In food retail, everything starts with the shopper. We operate in a consumer-driven industry with an inextricably linked value chain – consumers are more in control and they expect an engaging and enjoyable in-store/shopping experience. At FMI Connect, we inspired dialog and optimism on what the Retail Experience of the Future could be by presenting “what-if” scenarios for merchants and their supply chain partners at a virtual exhibit. I haven’t stopped imagining that future since I experienced this venue alongside our board of directors.

The educational and expositional dialogs on fresh further peaked my curiosity as I heard industry experts challenge the traditional ideas of shopper behavior and suggest opportunities for meat, produce, seafood and prepared foods.

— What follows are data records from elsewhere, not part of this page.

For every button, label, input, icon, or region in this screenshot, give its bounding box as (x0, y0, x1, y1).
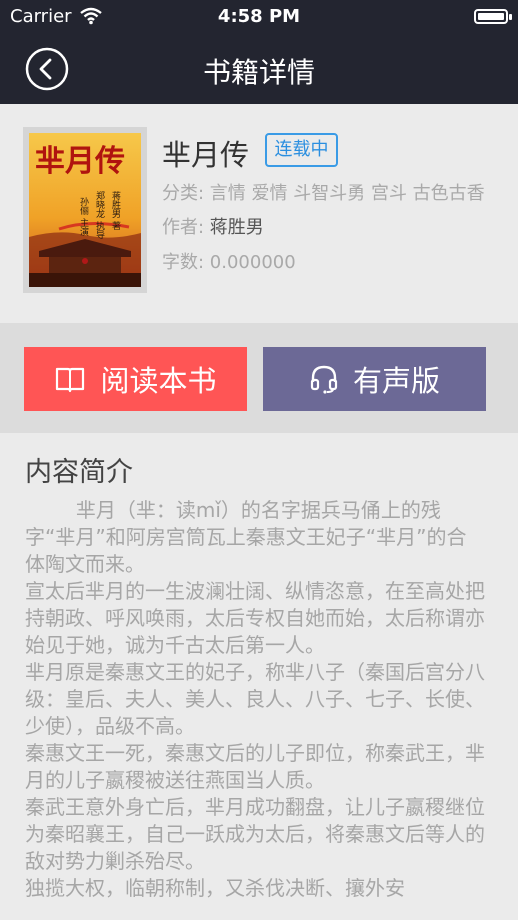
cover-title: 芈月传 (35, 144, 125, 179)
category-value: 言情 爱情 斗智斗勇 宫斗 古色古香 (209, 183, 485, 204)
synopsis-section: 内容简介 芈月（芈：读mǐ）的名字据兵马俑上的残字“芈月”和阿房宫筒瓦上秦惠文王… (0, 434, 518, 920)
synopsis-text: 芈月（芈：读mǐ）的名字据兵马俑上的残字“芈月”和阿房宫筒瓦上秦惠文王妃子“芈月… (25, 498, 485, 900)
audio-version-button[interactable]: 有声版 (263, 347, 486, 411)
word-count-value: 0.000000 (209, 252, 296, 273)
nav-bar: 书籍详情 (0, 34, 518, 104)
book-title: 芈月传 (162, 138, 250, 172)
book-cover[interactable]: 芈月传 蒋胜男 著 郑晓龙 执导 孙俪 主演 (23, 127, 147, 293)
cover-author-line: 蒋胜男 著 (110, 190, 121, 230)
page-title: 书籍详情 (202, 56, 315, 89)
action-bar: 阅读本书 有声版 (0, 323, 518, 433)
author-label: 作者: (162, 217, 210, 238)
headphones-icon (310, 365, 338, 394)
cover-cast-line-1: 郑晓龙 执导 (94, 190, 105, 239)
audio-version-label: 有声版 (352, 364, 440, 398)
read-book-button[interactable]: 阅读本书 (24, 347, 247, 411)
word-count-row: 字数: 0.000000 (162, 248, 296, 274)
book-info: 芈月传 蒋胜男 著 郑晓龙 执导 孙俪 主演 芈月传 连载中 分类: 言情 爱情… (0, 104, 518, 322)
clock: 4:58 PM (217, 6, 301, 27)
category-row: 分类: 言情 爱情 斗智斗勇 宫斗 古色古香 (162, 179, 485, 205)
cover-art: 芈月传 蒋胜男 著 郑晓龙 执导 孙俪 主演 (29, 133, 141, 287)
synopsis-heading: 内容简介 (25, 457, 133, 488)
word-count-label: 字数: (162, 252, 210, 273)
book-icon (56, 367, 85, 393)
cover-cast-line-2: 孙俪 主演 (78, 196, 89, 237)
category-label: 分类: (162, 183, 210, 204)
status-badge: 连载中 (265, 133, 338, 167)
author-row: 作者: 蒋胜男 (162, 213, 264, 239)
author-value: 蒋胜男 (209, 217, 264, 238)
battery-icon (474, 9, 512, 24)
status-bar: Carrier 4:58 PM (0, 0, 518, 34)
read-book-label: 阅读本书 (100, 364, 217, 398)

As shoppers’ wants evolve and diversify, is your store prepared for the future? For instance, could your store be the best restaurant in town? As we learned from FMI Connect shoppers increasingly tend to shop by recipe, not by category, and selling meal solutions is an enormous opportunity. Fresh is certainly a high growth category for most grocery retailers as consumers are looking for fresh, healthy ready-to-eat foods.

The opportunity for food retailers is clear: Fresh is a supermarket stronghold. In fact, 64 percent of shoppers purchase their produce from the supermarket, according to the Power of Produce survey presented by 210 Analytics at FMI Connect. Similarly, we know from the 2014 Power of Meat survey that the supermarket continues to maintain its grip as the primary channel for meat and poultry products among consumers. Painting another “what-if” scenario, the Power of Produce also suggests a driving need for organization, information and visibility of Fresh in the store.  

In order to provide the industry with a cross-category framework to support retailers, wholesalers and service providers in meeting these consumer needs, FMI recently developed a forum called Total Store Collaboration (TSC). Similar to what’s currently reflected in the aisles, TSC will embrace wall-to-wall solutions, representing not just center store but the perimeter as well, including: perishables, meat, poultry, produce, service delis, bakeries, and fresh prepared foods for take-out or on premise consumption.

Consumers look to food store owners/operators as a partner. This new environment requires a more personalized, in-store experience and retailers must adjust traditional practices to better serve these multi-dimensional shoppers.